Ora, di come in Italia, negli ultimi vent’anni, siano crollati salari, occupazione, risparmio privato, comparto industriale/manifatturiero e, complessivamente, il benessere e la qualità della vita ne abbiamo già parlato centinaia di volte. Esercizio fra l’altro abbastanza futile, perché la reale condizione del Paese sta sotto gli occhi di tutti.
Il vero elefante nella stanza continua ad essere la Grecia. E non è, da parte mia, questione di pedanteria parlare sempre delle stesse cose. Perché della crisi greca e della sua gestione ne ha parlato indirettamente Draghi stesso, dicendo una cazzata colossale (qualcuno la chiamerebbe un’oscena fake news) che nessuno della libera stampa si è premurato di contraddire.
E allora lo faccio io.
Numeri, dati, statistiche e percentuali ufficiali di quella gigantesca catastrofe umanitaria li ho riportati decine e decine di volte e non li ripeterò. Chi vuole verificarli può sempre acquistare Memorandum. Ma pur senza citarli nuovamente, si può affermare senza timore di smentita che il “grande successo” della gestione europea della crisi greca ha prodotto in estrema sintesi e rispetto alla condizione di partenza pre 2008:
- esplosione del debito pubblico e aumento del rapporto deficit/PIL;
- tagli draconiani a sanità, istruzione, trasporti, pensioni, servizi e welfare;
- aumento spropositato di disoccupati, poveri, senza tetto, malati e morti (bambini compresi);
- violenta compressione salariale;
- privatizzazioni massicce con aumento dei prezzi e peggioramento dei servizi;
- deindustrializzazione, calo drammatico della produttività e riconversione orientata al terziario;
- emigrazione di massa di migliaia di giovani laureati e diplomati altamente specializzati e spopolamento di intere aree geografiche;
- saccheggio immobiliare da parte di fondi di investimento estero e radicale trasformazione di interi quartieri e città.
La Grecia, quindi, è stata semplicemente depredata e volontariamente infilata in un tunnel fatto di miseria e disperazione da cui non è ancora uscita. E difficilmente ne uscirà, quantomeno nel breve periodo. Altro che “grande successo”.
Ebbene se anche difronte a una realtà incontrovertibile come la condizione del popolo greco si ha ancora la faccia tosta di continuare a raccontare il contrario, allora diventa evidente che la fedeltà che chiede il presidente del consiglio non è di natura politico/ideologica.

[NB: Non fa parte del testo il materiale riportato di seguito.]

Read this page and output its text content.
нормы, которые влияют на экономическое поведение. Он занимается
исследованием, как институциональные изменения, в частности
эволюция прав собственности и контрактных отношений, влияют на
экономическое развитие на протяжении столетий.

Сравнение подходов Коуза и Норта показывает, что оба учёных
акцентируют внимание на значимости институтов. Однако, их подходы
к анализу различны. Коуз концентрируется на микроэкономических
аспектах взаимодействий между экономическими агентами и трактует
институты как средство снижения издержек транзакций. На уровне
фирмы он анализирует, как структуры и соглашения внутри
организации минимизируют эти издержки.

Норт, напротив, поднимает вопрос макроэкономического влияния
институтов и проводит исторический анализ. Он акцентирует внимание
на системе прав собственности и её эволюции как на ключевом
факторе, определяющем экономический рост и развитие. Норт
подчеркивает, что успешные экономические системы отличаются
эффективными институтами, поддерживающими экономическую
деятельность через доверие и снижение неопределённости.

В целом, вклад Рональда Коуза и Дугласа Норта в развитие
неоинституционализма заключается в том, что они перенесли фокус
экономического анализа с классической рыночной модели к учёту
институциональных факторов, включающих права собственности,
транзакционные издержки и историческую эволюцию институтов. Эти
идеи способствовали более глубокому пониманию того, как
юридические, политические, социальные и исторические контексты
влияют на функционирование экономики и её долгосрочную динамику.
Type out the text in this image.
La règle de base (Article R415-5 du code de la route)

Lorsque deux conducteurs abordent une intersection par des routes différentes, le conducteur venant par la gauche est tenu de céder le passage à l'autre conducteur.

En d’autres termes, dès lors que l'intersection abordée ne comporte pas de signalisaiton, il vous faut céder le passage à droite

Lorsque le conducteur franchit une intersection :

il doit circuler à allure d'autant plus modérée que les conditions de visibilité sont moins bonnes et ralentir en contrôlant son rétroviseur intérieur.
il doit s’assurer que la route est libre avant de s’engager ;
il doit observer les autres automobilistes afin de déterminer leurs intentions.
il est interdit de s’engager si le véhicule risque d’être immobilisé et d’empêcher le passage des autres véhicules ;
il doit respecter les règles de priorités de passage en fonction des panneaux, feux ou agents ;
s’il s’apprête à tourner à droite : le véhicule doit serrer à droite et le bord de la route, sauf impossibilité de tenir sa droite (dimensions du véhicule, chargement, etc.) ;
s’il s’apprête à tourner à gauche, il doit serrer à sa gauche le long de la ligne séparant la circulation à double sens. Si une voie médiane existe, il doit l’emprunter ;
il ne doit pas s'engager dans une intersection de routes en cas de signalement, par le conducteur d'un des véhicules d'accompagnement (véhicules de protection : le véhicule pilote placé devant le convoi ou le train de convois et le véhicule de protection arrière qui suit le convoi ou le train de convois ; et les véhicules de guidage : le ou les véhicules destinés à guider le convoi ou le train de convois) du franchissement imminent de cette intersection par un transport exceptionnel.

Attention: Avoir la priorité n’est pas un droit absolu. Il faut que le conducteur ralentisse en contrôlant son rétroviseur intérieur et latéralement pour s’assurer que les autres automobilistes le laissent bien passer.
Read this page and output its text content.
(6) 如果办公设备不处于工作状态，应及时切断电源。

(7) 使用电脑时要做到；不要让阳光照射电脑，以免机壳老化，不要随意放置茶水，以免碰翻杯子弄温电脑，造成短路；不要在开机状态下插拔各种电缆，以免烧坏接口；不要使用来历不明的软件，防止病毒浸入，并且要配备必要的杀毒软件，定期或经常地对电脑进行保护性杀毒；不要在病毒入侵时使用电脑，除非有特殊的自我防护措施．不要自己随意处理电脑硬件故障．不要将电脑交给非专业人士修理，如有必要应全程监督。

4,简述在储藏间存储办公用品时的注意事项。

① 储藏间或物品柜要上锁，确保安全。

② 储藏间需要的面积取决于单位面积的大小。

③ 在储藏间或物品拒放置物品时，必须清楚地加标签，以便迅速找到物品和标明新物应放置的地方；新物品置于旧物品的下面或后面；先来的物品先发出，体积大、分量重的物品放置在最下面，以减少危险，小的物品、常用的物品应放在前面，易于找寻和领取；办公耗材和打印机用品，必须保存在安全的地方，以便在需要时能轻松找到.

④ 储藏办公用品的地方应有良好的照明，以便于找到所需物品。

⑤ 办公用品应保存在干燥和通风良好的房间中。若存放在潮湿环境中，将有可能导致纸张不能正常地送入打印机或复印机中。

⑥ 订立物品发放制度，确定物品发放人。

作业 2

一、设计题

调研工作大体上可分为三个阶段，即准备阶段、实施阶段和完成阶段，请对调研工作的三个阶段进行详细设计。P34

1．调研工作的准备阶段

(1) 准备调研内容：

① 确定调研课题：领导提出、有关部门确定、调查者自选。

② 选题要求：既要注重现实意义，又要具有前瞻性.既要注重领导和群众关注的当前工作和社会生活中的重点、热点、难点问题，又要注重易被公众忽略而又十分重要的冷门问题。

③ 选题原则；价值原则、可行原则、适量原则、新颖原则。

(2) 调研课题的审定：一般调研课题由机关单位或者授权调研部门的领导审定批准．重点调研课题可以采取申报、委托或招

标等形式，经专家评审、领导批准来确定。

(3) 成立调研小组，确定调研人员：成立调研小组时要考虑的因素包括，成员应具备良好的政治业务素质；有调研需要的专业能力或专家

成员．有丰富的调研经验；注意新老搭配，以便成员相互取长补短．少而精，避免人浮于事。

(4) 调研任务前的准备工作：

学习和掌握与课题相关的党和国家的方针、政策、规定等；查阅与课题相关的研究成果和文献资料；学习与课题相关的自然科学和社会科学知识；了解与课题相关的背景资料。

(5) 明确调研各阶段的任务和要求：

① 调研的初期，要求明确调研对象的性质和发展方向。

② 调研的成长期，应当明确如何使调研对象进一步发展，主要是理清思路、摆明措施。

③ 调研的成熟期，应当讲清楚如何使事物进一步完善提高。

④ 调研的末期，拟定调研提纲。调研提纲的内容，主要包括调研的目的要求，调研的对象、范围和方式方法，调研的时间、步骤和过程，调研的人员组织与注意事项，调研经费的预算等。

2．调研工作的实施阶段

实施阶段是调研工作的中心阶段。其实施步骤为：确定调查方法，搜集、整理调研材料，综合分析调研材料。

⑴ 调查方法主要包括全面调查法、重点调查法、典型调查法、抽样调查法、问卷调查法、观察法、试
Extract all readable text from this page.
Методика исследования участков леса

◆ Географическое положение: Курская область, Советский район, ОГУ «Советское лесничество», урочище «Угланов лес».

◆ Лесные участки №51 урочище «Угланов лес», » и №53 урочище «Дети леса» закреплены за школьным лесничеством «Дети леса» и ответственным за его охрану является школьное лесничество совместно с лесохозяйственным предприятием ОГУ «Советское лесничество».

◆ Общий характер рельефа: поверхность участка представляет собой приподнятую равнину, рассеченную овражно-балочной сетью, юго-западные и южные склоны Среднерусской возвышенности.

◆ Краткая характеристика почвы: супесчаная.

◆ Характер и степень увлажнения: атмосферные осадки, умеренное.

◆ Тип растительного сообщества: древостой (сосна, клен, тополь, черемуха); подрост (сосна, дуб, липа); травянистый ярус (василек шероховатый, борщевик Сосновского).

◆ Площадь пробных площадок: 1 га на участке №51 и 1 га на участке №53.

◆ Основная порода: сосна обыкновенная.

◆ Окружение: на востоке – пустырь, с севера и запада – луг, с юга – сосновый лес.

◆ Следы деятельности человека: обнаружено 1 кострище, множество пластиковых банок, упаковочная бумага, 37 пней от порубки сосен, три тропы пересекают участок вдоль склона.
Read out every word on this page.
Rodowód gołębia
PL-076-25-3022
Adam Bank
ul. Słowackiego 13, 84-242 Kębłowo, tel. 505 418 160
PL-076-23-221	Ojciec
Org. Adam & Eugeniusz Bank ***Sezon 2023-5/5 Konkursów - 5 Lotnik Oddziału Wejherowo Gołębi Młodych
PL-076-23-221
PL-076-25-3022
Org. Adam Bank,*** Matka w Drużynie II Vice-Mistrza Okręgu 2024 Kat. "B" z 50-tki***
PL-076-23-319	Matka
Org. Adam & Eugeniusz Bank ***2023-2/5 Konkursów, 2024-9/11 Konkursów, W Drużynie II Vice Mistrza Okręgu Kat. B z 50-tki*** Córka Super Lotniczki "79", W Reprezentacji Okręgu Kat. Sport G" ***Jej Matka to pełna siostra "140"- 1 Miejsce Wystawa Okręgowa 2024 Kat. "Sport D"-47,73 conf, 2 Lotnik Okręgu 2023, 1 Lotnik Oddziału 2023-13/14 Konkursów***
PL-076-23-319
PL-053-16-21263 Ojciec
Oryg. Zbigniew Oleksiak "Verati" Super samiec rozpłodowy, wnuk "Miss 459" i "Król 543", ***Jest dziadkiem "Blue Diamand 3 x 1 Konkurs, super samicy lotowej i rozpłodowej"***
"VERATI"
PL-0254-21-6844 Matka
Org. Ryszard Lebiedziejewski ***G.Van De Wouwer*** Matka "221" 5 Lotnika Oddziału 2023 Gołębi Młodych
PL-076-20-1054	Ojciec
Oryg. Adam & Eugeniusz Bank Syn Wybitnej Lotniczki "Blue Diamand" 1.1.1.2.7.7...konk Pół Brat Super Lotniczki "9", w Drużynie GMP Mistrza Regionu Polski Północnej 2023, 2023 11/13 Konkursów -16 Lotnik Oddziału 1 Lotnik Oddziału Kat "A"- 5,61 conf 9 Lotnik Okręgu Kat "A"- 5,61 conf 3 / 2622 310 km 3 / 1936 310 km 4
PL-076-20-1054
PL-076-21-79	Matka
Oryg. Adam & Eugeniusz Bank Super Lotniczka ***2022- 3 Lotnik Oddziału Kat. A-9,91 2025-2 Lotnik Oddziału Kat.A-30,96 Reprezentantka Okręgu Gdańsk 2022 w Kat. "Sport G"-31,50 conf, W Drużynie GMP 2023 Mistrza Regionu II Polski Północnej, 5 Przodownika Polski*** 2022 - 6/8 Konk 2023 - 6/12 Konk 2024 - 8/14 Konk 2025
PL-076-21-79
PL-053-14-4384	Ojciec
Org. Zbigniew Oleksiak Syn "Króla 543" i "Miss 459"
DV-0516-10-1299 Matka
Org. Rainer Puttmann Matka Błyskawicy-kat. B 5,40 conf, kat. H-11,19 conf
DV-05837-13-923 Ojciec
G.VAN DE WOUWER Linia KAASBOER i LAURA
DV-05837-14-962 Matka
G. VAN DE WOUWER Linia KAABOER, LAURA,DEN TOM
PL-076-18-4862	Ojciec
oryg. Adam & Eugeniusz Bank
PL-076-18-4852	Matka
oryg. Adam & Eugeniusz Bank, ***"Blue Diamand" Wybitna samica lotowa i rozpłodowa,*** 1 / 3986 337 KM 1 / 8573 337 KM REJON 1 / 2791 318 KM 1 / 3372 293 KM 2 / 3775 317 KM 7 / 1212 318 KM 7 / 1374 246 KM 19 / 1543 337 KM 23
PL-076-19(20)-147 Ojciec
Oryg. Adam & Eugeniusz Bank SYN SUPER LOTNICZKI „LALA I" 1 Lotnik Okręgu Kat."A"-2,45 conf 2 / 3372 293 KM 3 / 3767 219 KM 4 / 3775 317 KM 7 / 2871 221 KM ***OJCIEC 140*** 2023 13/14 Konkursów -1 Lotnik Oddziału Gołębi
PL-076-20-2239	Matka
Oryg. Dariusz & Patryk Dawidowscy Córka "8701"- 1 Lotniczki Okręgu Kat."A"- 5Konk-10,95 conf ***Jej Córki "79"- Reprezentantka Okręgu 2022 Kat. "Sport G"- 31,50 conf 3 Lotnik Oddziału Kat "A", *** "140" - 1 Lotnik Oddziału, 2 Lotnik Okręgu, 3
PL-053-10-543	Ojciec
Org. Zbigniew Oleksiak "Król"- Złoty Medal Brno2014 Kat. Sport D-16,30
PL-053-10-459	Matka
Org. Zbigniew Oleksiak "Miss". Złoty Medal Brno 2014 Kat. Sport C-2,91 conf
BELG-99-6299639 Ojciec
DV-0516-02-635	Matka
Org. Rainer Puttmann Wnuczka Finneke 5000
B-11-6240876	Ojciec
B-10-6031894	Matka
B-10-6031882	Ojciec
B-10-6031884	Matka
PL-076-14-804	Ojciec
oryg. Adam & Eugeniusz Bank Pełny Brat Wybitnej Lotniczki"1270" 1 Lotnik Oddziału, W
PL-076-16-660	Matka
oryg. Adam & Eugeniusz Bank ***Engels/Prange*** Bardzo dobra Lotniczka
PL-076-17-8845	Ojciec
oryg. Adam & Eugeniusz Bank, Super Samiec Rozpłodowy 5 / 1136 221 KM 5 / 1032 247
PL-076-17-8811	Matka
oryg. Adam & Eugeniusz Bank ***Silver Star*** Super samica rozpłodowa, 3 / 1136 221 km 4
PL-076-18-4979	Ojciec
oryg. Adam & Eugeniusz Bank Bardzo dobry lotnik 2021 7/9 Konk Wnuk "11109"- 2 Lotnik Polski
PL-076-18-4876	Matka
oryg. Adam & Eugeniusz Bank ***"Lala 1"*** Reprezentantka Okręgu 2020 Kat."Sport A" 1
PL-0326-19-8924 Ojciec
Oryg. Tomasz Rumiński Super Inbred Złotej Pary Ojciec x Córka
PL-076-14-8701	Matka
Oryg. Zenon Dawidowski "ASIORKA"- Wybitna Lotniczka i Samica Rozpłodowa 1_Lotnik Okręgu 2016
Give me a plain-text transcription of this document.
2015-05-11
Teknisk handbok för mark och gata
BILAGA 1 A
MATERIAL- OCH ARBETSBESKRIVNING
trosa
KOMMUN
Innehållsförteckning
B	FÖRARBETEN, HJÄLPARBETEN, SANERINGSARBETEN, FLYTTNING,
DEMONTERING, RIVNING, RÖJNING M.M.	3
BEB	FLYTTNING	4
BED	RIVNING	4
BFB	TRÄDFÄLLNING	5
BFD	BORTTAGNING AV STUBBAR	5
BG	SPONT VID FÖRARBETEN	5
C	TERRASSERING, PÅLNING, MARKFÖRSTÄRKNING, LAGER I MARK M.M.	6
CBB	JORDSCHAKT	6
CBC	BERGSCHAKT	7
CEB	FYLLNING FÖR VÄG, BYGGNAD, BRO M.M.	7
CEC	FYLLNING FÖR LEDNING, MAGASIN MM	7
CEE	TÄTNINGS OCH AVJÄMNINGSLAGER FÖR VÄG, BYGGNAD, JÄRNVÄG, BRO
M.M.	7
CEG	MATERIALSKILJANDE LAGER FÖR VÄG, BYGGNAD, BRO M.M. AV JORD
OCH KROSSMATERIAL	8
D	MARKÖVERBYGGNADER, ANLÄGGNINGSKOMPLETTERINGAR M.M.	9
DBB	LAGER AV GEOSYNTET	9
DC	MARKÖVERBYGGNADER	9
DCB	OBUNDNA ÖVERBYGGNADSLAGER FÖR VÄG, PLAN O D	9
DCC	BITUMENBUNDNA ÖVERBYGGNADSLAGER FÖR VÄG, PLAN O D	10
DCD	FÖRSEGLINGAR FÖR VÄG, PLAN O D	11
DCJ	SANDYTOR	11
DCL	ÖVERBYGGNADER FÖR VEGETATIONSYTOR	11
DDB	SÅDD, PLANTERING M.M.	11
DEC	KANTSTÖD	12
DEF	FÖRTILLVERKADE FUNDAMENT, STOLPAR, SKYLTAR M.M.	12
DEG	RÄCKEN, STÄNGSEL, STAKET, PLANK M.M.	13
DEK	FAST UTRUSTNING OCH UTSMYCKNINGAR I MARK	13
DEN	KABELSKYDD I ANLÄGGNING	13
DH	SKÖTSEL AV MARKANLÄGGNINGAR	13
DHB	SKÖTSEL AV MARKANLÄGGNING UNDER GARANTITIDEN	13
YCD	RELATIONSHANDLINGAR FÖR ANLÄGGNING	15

Ma dogmatico-religiosa.
Per stare dalla sua parte (e quindi provare a concorrere alla spartizione del potere) bisogna sottomettersi non tanto alla sua persona, ma alla religione di cui egli è sacerdote. Non è più politica, bensì purissimo atto di fede. In nome della quale si può impunemente mistificare la verità storico/economica al punto da stravolgerla completamente. Né più né meno quello che hanno sempre fatto le religioni di massa con la realtà naturale ed empirica.
Ed è questo il vero e più grande pericolo.
Una minaccia che non deriva tanto dagli atti compiuti o ancora da compiere, quanto piuttosto dal fanatismo di questa gente. Condizione che rende di fatto impossibile qualunque tipo di dialogo perché è il loro stesso metodo a porli al di fuori del terreno politico, luogo del confronto e dello scontro ma anche della composizione di interessi divergenti e contrapposti.
Coi fanatici non si può trattare. Li si può soltanto combattere.